Renal Function in Adults With Congenital Heart Disease.

This study has been withdrawn prior to enrollment.
(Alternative trial planned)
Sponsor:
Information provided by:
Royal Brompton & Harefield NHS Foundation Trust
ClinicalTrials.gov Identifier:
NCT00807274
First received: December 10, 2008
Last updated: September 24, 2009
Last verified: September 2009
  Purpose

Impaired kidney function is associated with a poor outcome in patients with heart failure but it is not known of this is the case for patients who have been born with their heart condition (congenital heart disease). This study aims to investigate how frequently patients with congenital heart disease have kidney disease and whither this does have an impact on their outcome. The hypothesis is that kidney dysfunction will be common in these patients and may have an impact on long-term health and life-expectancy.


Condition
Cardiovascular Abnormalities
Kidney Failure

Study Type: Observational
Study Design: Observational Model: Cohort
Time Perspective: Prospective
Official Title: Prospective Evaluation of Renal Function in Adults With Congenital Heart Disease.

Resource links provided by NLM:


Further study details as provided by Royal Brompton & Harefield NHS Foundation Trust:

Biospecimen Retention:   Samples Without DNA

Plasma, serum and urine samples


Estimated Enrollment: 1200
Study Start Date: September 2008
Estimated Study Completion Date: December 2010
Detailed Description:

Renal dysfunction is a recognised independent prognosticator in patients with chronic heart failure. Indeed it has been suggested that the clinical impact of renal dysfunction may be greater than that of left ventricular ejection fraction per se.

The role of renal function has also been investigated in small sub-groups of patients with adult congenital heart disease (ACHD) for example peri-operatively. It is not however known if renal dysfunction has the same prevalence and significance as when present to patient with acquired heart failure. The hypothesis of the study is that renal dysfunction, both overt and sub-clinical, will be commonly detected in patients with congenital heart disease.
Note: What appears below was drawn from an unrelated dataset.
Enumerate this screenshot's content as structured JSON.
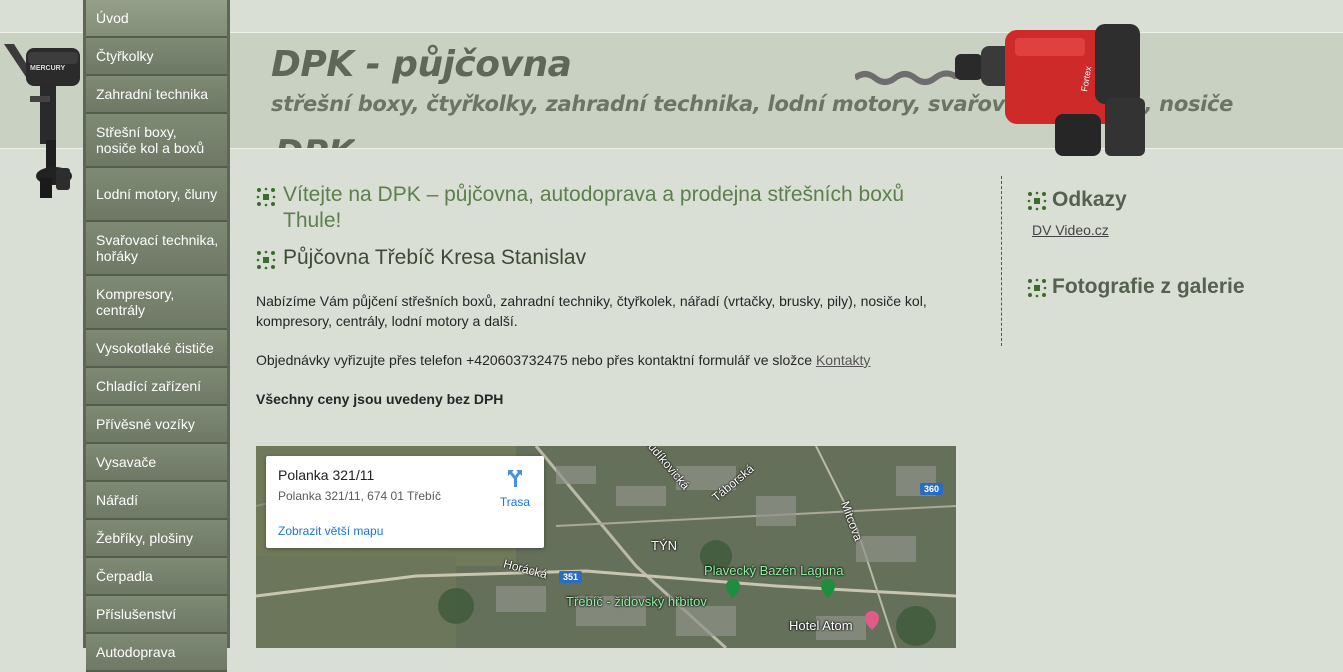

The study proposes that renal dysfunction will be associated with hospitalisation for heart failure and fluid overload and will also identify patients at an increased risk of worsening clinical status.
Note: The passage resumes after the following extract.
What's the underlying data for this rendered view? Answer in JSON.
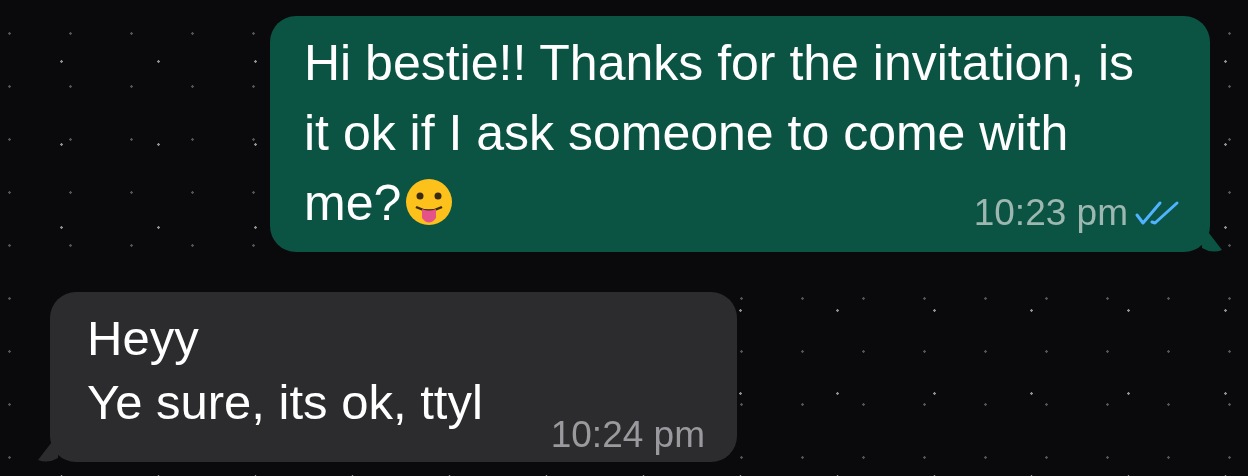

Comparisons: Baseline renal function (creatinine, glomerular filtration rate by equation and clearance testing), quantification of urinalysis, baseline neurohormones. Follow-up data regarding clinical endpoints including new arrhythmia, functional deterioration, and hospitalisation.

  Eligibility

Ages Eligible for Study:   18 Years and older
Genders Eligible for Study:   Both
Accepts Healthy Volunteers:   No
Sampling Method:   Non-Probability Sample
Study Population

Stable adult patients with congenital heart disease

Criteria

Inclusion Criteria:

  • The ability to give informed consent
  • Age >18 years
  • Congenital heart disease being treated as an outpatient

Exclusion criteria:

  • Pregnancy
  • Renal failure requiring renal-replacement therapy
  • Known diabetes
  • Shellfish, iodine, or significant drug allergy (sub-study only).
  Contacts and Locations
Choosing to participate in a study is an important personal decision. Talk with your doctor and family members or friends about deciding to join a study. To learn more about this study, you or your doctor may contact the study research staff using the Contacts provided below. For general information, see Learn About Clinical Studies.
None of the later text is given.